How Getting Hepatitis can Help your Writing
In December 2002 I came down with a 103-degree fever. Oddly I felt fine. Six days later, I felt great, but my temperature remained 103. So I took my wife’s suggestion and went to the doctor (nowadays, with small children, we would have to have a 103-degree fever for twenty days before thinking of going to a doctor). It turned out that, as a result of eating the wrong burrito, I’d contracted the hepatitis A virus.
“You’ll need to spend six to eight weeks in bed,” the doctor said, a devastating blow because it would cost me a substantial movie rewrite job (at the time I was working as a screenwriter, essentially commuting to Los Angeles from Palo Alto).
It turned out hep A wasn’t all bad. Two of my favorite activities are sleeping and reading. How often do you get to spend two months doing nothing but? I could keep only toast down, and I suffered haunting, recurring dreams of cheeseburgers, but, all in all, I was delighted with the disease. My family and friends took this as delirium.
More than anything, hepatitis nudged me into doing research to fill out the pirate manuscript I’d begun that fall in the novel-writing class I took at Stanford’s School of Continuing Ed. Ships are complicated, and I didn’t know my bow from my poop deck. My story involved an extensive duel between a superyacht and a clipper sailed by a bunch of actual pirates hiding in plain sight as a troup of pirate reenactors. To write the clipper scenes, I needed to know how the craft was rigged and sailed, and I needed to know about most every part of it, because about most every part gets blown sky-high. While in bed, I read about forty maritime books, mostly non-fiction, from Stanford’s singularly extensive maritime library—in several instances, I was the first person to check out the book in half a decade. If I hadn’t had hep A, I don’t know when I could possibly have done all the research. Or that I would have ever done it. Or that the book would have sold (St. Martin’s published Pirates of Pensacola in 2004).

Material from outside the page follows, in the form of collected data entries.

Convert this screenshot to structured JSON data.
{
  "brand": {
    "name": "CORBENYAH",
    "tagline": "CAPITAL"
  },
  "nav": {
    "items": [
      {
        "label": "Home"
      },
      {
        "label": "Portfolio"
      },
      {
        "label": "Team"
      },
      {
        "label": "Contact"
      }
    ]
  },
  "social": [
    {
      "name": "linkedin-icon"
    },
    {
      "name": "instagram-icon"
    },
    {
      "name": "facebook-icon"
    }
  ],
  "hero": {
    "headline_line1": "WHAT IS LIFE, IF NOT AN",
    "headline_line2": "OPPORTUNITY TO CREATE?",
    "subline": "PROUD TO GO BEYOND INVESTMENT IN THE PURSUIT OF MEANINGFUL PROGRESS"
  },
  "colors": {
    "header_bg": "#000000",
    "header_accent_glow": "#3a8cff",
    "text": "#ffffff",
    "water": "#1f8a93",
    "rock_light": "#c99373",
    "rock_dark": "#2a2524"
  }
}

Now I’m a research junkie. Is that good? How much research is too much? At what point does research hinder writing, in terms either of time drain or diluting the creative process? How do you decide to go to a story location for research, or simply visit via YouTube? I don’t have the answer to any of these questions; I’m eager to know your thoughts.
In the interim, would I recommend hep A to other novelists? Absolutely. Just follow your doctor’s instructions closely or you could wind up getting published by Davy Jones.